Earlier this spring, in ATP Tour, Inc. v. Deutscher Tennis Bund, the Delaware Supreme Court held that fee-shifting provisions in a non-stock corporation’s bylaws can be valid and enforceable. At issue was a provision in the company’s bylaws that shifted attorneys’ fees and costs to unsuccessful plaintiffs in intra-corporate litigation. Delaware’s high court ruled that fee-shifting bylaws are permissible under Delaware law, reasoning that such bylaws are not forbidden by Delaware General Corporation Law or other statutory or common law.

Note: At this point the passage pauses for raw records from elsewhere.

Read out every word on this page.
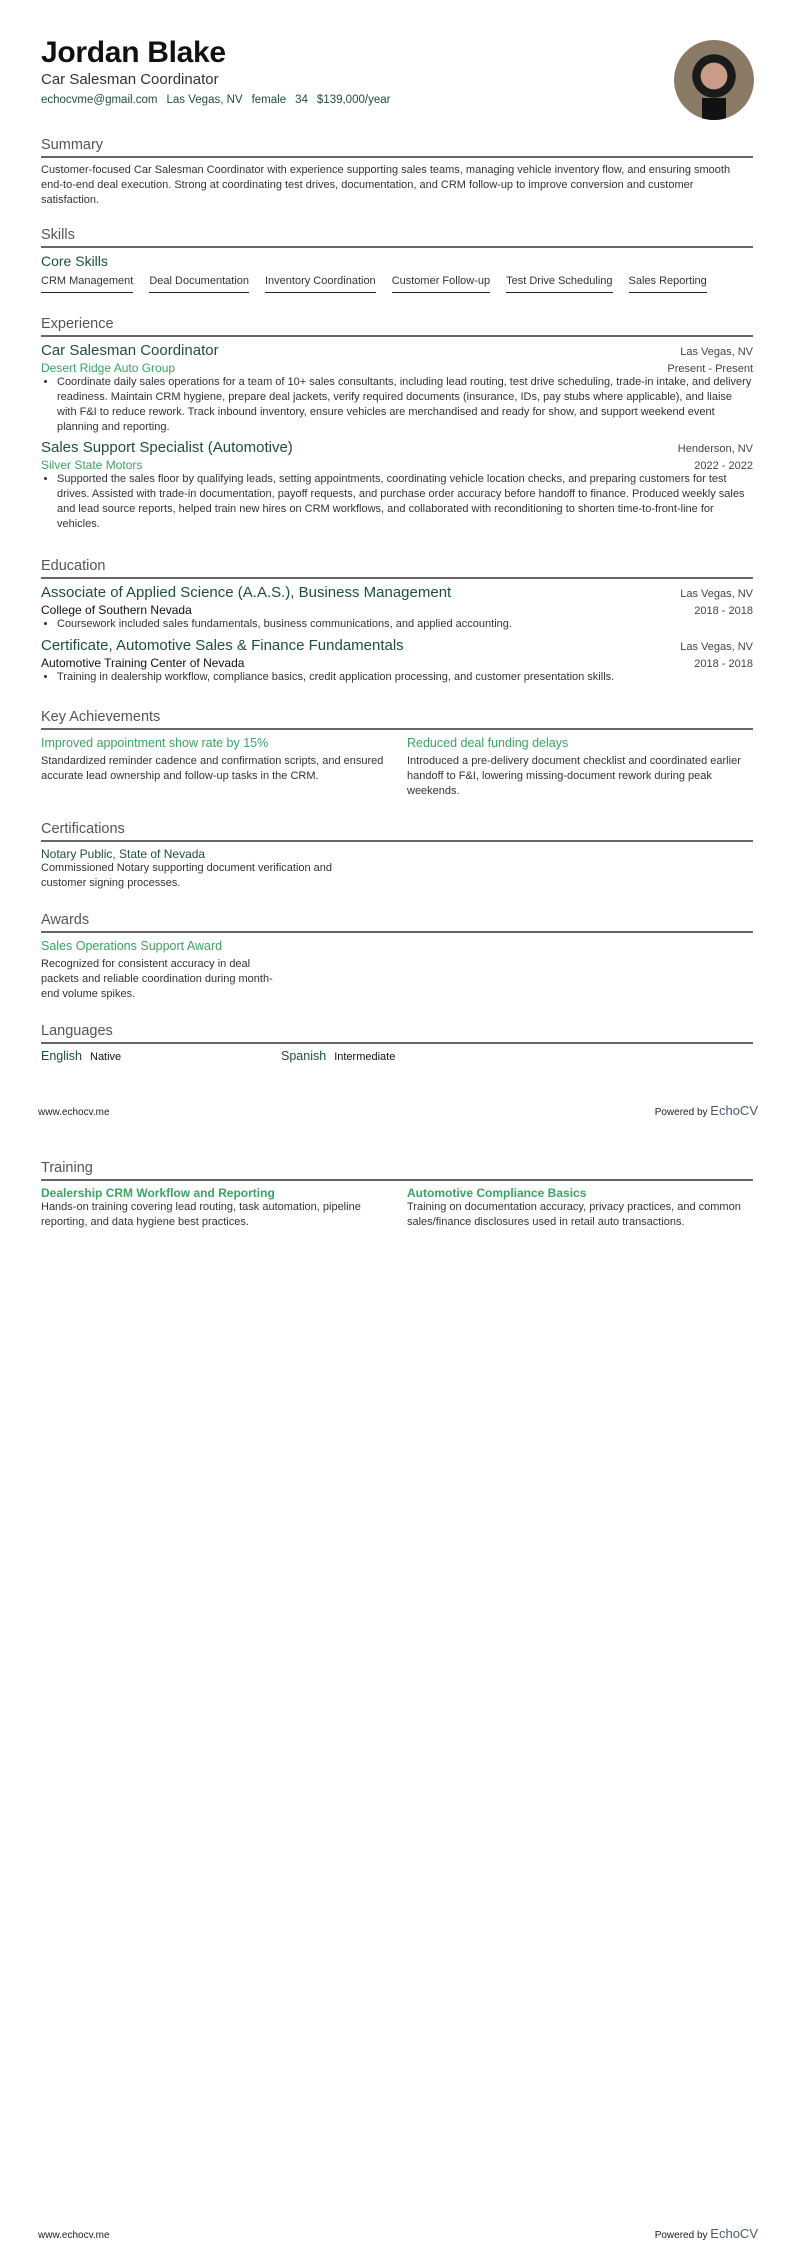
Jordan Blake
Car Salesman Coordinator
echocvme@gmail.com Las Vegas, NV female 34 $139,000/year
Summary
Customer-focused Car Salesman Coordinator with experience supporting sales teams, managing vehicle inventory flow, and ensuring smooth end-to-end deal execution. Strong at coordinating test drives, documentation, and CRM follow-up to improve conversion and customer satisfaction.
Skills
Core Skills
CRM Management Deal Documentation Inventory Coordination Customer Follow-up Test Drive Scheduling Sales Reporting
Experience
Car Salesman Coordinator	Las Vegas, NV
Desert Ridge Auto Group	Present - Present
• Coordinate daily sales operations for a team of 10+ sales consultants, including lead routing, test drive scheduling, trade-in intake, and delivery readiness. Maintain CRM hygiene, prepare deal jackets, verify required documents (insurance, IDs, pay stubs where applicable), and liaise with F&I to reduce rework. Track inbound inventory, ensure vehicles are merchandised and ready for show, and support weekend event planning and reporting.
Sales Support Specialist (Automotive)	Henderson, NV
Silver State Motors	2022 - 2022
• Supported the sales floor by qualifying leads, setting appointments, coordinating vehicle location checks, and preparing customers for test drives. Assisted with trade-in documentation, payoff requests, and purchase order accuracy before handoff to finance. Produced weekly sales and lead source reports, helped train new hires on CRM workflows, and collaborated with reconditioning to shorten time-to-front-line for vehicles.
Education
Associate of Applied Science (A.A.S.), Business Management	Las Vegas, NV
College of Southern Nevada	2018 - 2018
• Coursework included sales fundamentals, business communications, and applied accounting.
Certificate, Automotive Sales & Finance Fundamentals	Las Vegas, NV
Automotive Training Center of Nevada	2018 - 2018
• Training in dealership workflow, compliance basics, credit application processing, and customer presentation skills.
Key Achievements
Improved appointment show rate by 15%
Standardized reminder cadence and confirmation scripts, and ensured accurate lead ownership and follow-up tasks in the CRM.
Reduced deal funding delays
Introduced a pre-delivery document checklist and coordinated earlier handoff to F&I, lowering missing-document rework during peak weekends.
Certifications
Notary Public, State of Nevada
Commissioned Notary supporting document verification and customer signing processes.
Awards
Sales Operations Support Award
Recognized for consistent accuracy in deal packets and reliable coordination during month-end volume spikes.
Languages
English Native	Spanish Intermediate
www.echocv.me	Powered by EchoCV
Training
Dealership CRM Workflow and Reporting
Hands-on training covering lead routing, task automation, pipeline reporting, and data hygiene best practices.
Automotive Compliance Basics
Training on documentation accuracy, privacy practices, and common sales/finance disclosures used in retail auto transactions.
www.echocv.me	Powered by EchoCV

The court further explained that because corporate bylaws are contracts among a corporation’s shareholders, a fee-shifting provision contained in a non-stock corporation’s validly-enacted bylaw would fall within the contractual exception to the American Rule, under which litigants generally must pay their own attorneys’ fees and costs. The court cautioned that to be enforceable, the fee-shifting bylaw must have been enacted for a proper—not inequitable—purpose. But according to the court, “[t]he intent to deter litigation, however, is not invariably an improper purpose” and, therefore, “an intent to deter litigation would not necessarily render the bylaw unenforceable in equity.”

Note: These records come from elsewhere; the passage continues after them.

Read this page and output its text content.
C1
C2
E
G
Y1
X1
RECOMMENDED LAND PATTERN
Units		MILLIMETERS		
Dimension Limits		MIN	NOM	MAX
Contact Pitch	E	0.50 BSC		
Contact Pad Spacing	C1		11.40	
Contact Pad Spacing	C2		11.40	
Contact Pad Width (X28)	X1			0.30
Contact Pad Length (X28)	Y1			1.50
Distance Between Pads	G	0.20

Although ATP Tour was decided in the context of a non-stock corporation, the court’s analysis focused more broadly on the DGCL and principles of common law, which should apply to stock corporations, including public companies. In an attempt to limit the reach of the high court’s holding, the Delaware State Bar Association proposed legislation, including amendments to the DGCL, which would limit ATP Tour’s endorsement of fee-shifting bylaws to non-stock corporations. However, in June of this year, the Delaware Senate withdrew the bill, with a resolution urging the Delaware State Bar Association to continue examining the issue and to consider whether proposed legislation might be appropriate in 2015. Thus, for now, the current state of the law in light of ATP Tour remains undisturbed.
Even if the future of fee-shifting bylaws is uncertain, companies should consider whether to amend their bylaws to include such a provision. Any fee-shifting amendments, however, should be carefully drafted and tailored according to the parameters set by the Delaware Supreme Court.

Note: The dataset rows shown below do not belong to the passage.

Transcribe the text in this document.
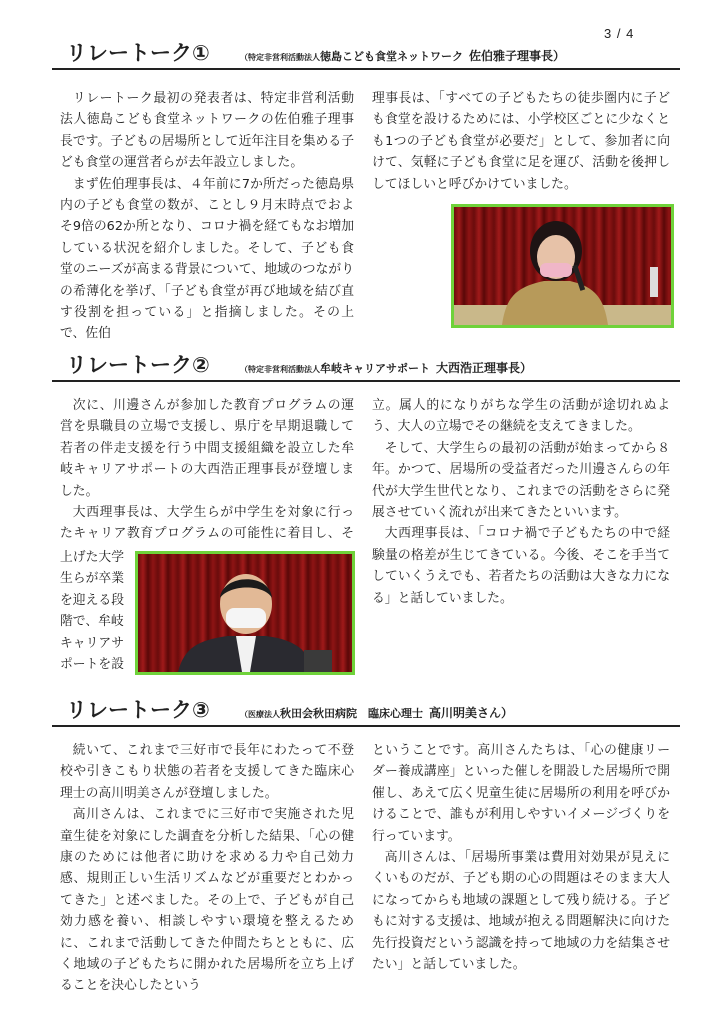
3 / 4
リレートーク①	（特定非営利活動法人徳島こども食堂ネットワーク 佐伯雅子理事長）

リレートーク最初の発表者は、特定非営利活動法人徳島こども食堂ネットワークの佐伯雅子理事長です。子どもの居場所として近年注目を集める子ども食堂の運営者らが去年設立しました。

まず佐伯理事長は、４年前に7か所だった徳島県内の子ども食堂の数が、ことし９月末時点でおよそ9倍の62か所となり、コロナ禍を経てもなお増加している状況を紹介しました。そして、子ども食堂のニーズが高まる背景について、地域のつながりの希薄化を挙げ、「子ども食堂が再び地域を結び直す役割を担っている」と指摘しました。その上で、佐伯

理事長は、「すべての子どもたちの徒歩圏内に子ども食堂を設けるためには、小学校区ごとに少なくとも1つの子ども食堂が必要だ」として、参加者に向けて、気軽に子ども食堂に足を運び、活動を後押ししてほしいと呼びかけていました。

リレートーク②	（特定非営利活動法人牟岐キャリアサポート 大西浩正理事長）

次に、川邊さんが参加した教育プログラムの運営を県職員の立場で支援し、県庁を早期退職して若者の伴走支援を行う中間支援組織を設立した牟岐キャリアサポートの大西浩正理事長が登壇しました。

大西理事長は、大学生らが中学生を対象に行ったキャリア教育プログラムの可能性に着目し、そ

上げた大学生らが卒業を迎える段階で、牟岐キャリアサポートを設

立。属人的になりがちな学生の活動が途切れぬよう、大人の立場でその継続を支えてきました。

そして、大学生らの最初の活動が始まってから８年。かつて、居場所の受益者だった川邊さんらの年代が大学生世代となり、これまでの活動をさらに発展させていく流れが出来てきたといいます。

大西理事長は、「コロナ禍で子どもたちの中で経験量の格差が生じてきている。今後、そこを手当てしていくうえでも、若者たちの活動は大きな力になる」と話していました。

リレートーク③	（医療法人秋田会秋田病院　臨床心理士 高川明美さん）

続いて、これまで三好市で長年にわたって不登校や引きこもり状態の若者を支援してきた臨床心理士の高川明美さんが登壇しました。

高川さんは、これまでに三好市で実施された児童生徒を対象にした調査を分析した結果、「心の健康のためには他者に助けを求める力や自己効力感、規則正しい生活リズムなどが重要だとわかってきた」と述べました。その上で、子どもが自己効力感を養い、相談しやすい環境を整えるために、これまで活動してきた仲間たちとともに、広く地域の子どもたちに開かれた居場所を立ち上げることを決心したという

ということです。高川さんたちは、「心の健康リーダー養成講座」といった催しを開設した居場所で開催し、あえて広く児童生徒に居場所の利用を呼びかけることで、誰もが利用しやすいイメージづくりを行っています。

高川さんは、「居場所事業は費用対効果が見えにくいものだが、子ども期の心の問題はそのまま大人になってからも地域の課題として残り続ける。子どもに対する支援は、地域が抱える問題解決に向けた先行投資だという認識を持って地域の力を結集させたい」と話していました。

Other less controversial measures are also available to reduce shareholder litigation costs and exposure. Last year, the Delaware Court of Chancery ruled that corporate boards of directors may validly adopt exclusive forum bylaws, providing that claims regarding the internal affairs of the corporation—such as derivative suits, fiduciary duty suits and other common shareholder and M&A litigation claims—must be brought in the corporation’s state of incorporation. An exclusive forum (or forum selection) bylaw can limit a company’s exposure to multi-jurisdictional litigation and, therefore, reduce the cost of defending shareholder lawsuits.
Companies should consider whether amending their bylaws or charters with a view to reducing litigation costs makes sense in light of these recent developments in corporate law.